Making St. Catherine Home

Wieser feels like she’s coming full circle in joining St. Catherine. She graduated from a Catholic all-women’s high school, St. Joseph’s Academy in St. Louis, run by the Sisters of St. Joseph of Carondelet — the order that founded St. Catherine more than a century ago.

“The Catholic intellectual foundation and the mission-driven purpose is so important to an MBA program,” she says. “St. Kate’s doesn’t just talk about being socially responsible and doing business in a conscientious manner, it’s part of everything we do.”

Coming to Minnesota completed yet another circle for Wieser. Early in her career, she held a marketing internship at General Mills in St. Louis and was smitten by the field and the company when she visited its Minneapolis headquarters. (Her Minneapolis-based manager convinced her to earn her MBA.)

From Corporate to Academic Life

Wieser’s journey into academia began post-MBA after landing a job as a management consultant at Cap Gemini Ernst & Young and later following a colleague to an executive recruitment company where she specialized in recruiting executives in brand management and marketing.

Executive recruiting opened up a new avenue for her career. “It’s there that I developed my interest in helping people discover what’s next for them,” she says. Her MBA alma mater, Washington University’s Olin Business School in St. Louis, approached her with an offer to help them develop deeper employer relationships for their students.

She worked her way up from employer relations manager to director of recruiting and employer relations across five academic programs including the MBA program.
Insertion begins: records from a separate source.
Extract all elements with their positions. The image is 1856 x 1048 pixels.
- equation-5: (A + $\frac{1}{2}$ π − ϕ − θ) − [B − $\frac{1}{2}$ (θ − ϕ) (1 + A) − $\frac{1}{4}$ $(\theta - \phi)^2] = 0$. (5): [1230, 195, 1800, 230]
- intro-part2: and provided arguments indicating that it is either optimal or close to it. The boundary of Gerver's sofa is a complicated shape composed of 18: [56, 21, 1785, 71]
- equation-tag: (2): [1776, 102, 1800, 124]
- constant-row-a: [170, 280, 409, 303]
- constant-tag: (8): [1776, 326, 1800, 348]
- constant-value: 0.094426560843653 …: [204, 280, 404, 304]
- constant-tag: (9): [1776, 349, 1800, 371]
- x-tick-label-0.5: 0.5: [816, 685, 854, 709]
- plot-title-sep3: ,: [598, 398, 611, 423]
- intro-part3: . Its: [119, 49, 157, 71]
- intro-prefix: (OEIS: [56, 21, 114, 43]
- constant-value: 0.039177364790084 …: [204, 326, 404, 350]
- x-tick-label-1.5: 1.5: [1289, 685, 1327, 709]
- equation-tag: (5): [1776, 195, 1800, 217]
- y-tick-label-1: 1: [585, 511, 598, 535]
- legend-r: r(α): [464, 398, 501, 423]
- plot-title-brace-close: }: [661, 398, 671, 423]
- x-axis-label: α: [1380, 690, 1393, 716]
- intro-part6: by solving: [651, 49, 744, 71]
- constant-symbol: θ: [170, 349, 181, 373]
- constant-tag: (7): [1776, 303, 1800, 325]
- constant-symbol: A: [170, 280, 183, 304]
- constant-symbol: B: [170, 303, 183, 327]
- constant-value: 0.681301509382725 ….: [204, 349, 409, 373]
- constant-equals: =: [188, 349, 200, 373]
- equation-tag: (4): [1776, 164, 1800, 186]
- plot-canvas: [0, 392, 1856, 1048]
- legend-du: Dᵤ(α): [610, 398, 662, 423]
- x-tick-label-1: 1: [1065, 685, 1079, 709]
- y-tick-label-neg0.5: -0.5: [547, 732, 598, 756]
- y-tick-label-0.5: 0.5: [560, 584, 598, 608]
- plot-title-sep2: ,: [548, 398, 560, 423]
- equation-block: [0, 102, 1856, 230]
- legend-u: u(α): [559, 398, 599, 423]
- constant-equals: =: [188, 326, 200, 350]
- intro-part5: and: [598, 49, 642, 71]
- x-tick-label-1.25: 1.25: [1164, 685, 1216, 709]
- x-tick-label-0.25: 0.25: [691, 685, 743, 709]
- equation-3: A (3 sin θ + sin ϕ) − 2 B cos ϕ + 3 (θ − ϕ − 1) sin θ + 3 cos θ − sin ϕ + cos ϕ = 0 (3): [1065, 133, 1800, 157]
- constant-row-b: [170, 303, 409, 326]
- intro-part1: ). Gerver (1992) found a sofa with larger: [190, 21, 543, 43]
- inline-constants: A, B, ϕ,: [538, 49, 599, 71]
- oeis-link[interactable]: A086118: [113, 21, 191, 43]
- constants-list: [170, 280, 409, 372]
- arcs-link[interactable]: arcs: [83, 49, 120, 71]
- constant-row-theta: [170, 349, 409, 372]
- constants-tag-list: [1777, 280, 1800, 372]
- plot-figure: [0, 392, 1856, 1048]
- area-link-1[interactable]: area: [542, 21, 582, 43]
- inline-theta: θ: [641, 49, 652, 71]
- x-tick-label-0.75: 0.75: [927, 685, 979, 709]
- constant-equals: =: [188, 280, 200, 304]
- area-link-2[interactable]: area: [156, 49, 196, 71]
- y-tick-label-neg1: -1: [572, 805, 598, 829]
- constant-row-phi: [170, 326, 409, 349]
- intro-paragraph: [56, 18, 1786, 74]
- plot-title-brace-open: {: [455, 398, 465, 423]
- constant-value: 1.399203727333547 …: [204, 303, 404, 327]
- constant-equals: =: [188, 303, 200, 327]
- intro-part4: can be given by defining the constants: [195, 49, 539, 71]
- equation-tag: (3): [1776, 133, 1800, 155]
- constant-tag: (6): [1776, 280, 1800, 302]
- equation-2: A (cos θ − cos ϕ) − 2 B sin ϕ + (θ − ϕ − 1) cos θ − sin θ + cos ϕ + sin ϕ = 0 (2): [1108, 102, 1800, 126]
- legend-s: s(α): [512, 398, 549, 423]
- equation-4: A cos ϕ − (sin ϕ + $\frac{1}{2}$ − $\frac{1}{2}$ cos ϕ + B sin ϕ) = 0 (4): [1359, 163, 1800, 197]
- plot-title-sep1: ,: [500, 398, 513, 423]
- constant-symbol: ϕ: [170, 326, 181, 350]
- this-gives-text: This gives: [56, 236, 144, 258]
At the Carlson School, she built on that experience.

Goals for St. Catherine’s MBA Program

Wieser’s looking forward to growing the MBA program, which exceeded its enrollment goal for the first cohort and aims to fill two cohorts of about 20 students in the fall of 2014. “My focus and my perspective of knowing what it takes to achieve success in an MBA program will be helpful as we continue to grow and expand the program,” she says.

She believes one of her biggest challenges will be connecting working adults with experiential business opportunities. Many don’t have the flexibility to do summer internships, but she’s not backing down from the challenge.

“You enroll in an MBA program because you want to advance or you want to make a change. Making sure people are successful is really important to me,” she says.